Opinion
01-06947
Argued April 26, 2002
June 3, 2002
In a class action, inter alia, for a judgment declaring that certain membership campground contracts are void and unenforceable as contrary to public policy pursuant to General Business Law § 659, the defendants Rank America, Inc., Resorts USA, Inc., and Outdoor World Corporation appeal from so much of an order of the Supreme Court, Queens County (Polizzi, J.), dated June 28, 2001, as denied their motion to decertify the class in this action.
Lord, Bissell Brook, New York, N.Y. (Cary B. Samowitz and Bedell A. Tippins of counsel; A. Kelly Turner on the brief), for appellants.
Sheldon V. Burman, P.C., New York, N.Y., for respondents.
MYRIAM J. ALTMAN, J.P., ROBERT W. SCHMIDT, SANDRA L. TOWNES, BARRY A. COZIER, JJ.
ORDERED that the order is affirmed insofar as appealed from, with costs.
Contrary to the appellants' contention, the granting, in part, of their motion for summary judgment, the record developed on the motion, and the interposition of their counterclaim do not constitute "later events" (Friar v.
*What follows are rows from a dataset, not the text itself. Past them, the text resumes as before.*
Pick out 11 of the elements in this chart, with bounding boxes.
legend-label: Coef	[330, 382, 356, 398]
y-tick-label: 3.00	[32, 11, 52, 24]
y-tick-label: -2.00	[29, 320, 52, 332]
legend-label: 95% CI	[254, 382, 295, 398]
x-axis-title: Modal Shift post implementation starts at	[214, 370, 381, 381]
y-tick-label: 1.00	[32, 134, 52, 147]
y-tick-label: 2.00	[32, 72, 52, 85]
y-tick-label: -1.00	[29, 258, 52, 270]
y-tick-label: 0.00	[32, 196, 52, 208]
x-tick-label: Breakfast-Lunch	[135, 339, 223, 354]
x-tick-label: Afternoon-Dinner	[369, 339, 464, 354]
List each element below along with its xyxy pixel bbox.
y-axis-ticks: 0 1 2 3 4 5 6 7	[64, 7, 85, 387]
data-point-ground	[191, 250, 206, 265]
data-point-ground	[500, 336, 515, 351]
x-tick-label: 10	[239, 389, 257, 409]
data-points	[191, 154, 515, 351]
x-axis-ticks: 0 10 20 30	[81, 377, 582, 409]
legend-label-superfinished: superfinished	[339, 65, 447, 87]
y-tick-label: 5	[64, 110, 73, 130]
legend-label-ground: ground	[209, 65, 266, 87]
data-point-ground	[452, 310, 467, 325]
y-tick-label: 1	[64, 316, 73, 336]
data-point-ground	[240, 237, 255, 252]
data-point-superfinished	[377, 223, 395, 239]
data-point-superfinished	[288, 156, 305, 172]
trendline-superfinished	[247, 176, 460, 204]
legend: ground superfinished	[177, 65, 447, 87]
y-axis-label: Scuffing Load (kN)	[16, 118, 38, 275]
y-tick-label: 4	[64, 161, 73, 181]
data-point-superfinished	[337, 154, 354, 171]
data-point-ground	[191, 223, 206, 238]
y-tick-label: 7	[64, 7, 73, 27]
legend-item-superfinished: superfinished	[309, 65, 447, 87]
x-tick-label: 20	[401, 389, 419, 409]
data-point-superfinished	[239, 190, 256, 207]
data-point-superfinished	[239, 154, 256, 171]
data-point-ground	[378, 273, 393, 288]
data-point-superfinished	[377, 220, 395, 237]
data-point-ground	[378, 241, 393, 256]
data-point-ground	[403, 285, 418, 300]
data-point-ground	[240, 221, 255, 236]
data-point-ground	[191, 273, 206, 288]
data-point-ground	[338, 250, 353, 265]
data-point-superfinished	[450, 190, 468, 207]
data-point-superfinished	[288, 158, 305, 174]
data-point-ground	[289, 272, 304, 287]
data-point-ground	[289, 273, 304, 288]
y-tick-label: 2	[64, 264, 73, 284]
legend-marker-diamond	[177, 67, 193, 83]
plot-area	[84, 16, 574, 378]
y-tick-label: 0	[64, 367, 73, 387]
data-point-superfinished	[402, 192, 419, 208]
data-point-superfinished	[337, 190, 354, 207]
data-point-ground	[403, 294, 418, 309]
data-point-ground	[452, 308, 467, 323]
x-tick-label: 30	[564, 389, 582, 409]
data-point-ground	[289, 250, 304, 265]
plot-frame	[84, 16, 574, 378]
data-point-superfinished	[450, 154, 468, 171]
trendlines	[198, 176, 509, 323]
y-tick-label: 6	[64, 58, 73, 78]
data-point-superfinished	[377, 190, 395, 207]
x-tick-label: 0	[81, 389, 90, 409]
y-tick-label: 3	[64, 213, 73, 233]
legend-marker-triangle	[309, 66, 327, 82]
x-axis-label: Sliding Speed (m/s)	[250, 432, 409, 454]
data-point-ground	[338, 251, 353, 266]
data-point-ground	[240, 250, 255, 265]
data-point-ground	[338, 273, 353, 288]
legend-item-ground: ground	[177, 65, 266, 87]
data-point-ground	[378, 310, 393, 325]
Vanguard Holding Corp., 78 A.D.2d 83, 100; see CPLR 902) which warrant decertification of the class (see Meachum v. Outdoor World Corp., 273 A.D.2d 209; Branch v. Crabtree, 197 A.D.2d 557; Super Glue Corp. v. Avis Rent A Car Sys., 132 A.D.2d 604, 607; Weinberg v. Hertz Corp., 116 A.D.2d 1, 6-7, affd 69 N.Y.2d 979).
ALTMAN, J.P., SCHMIDT, TOWNES and COZIER, JJ., concur.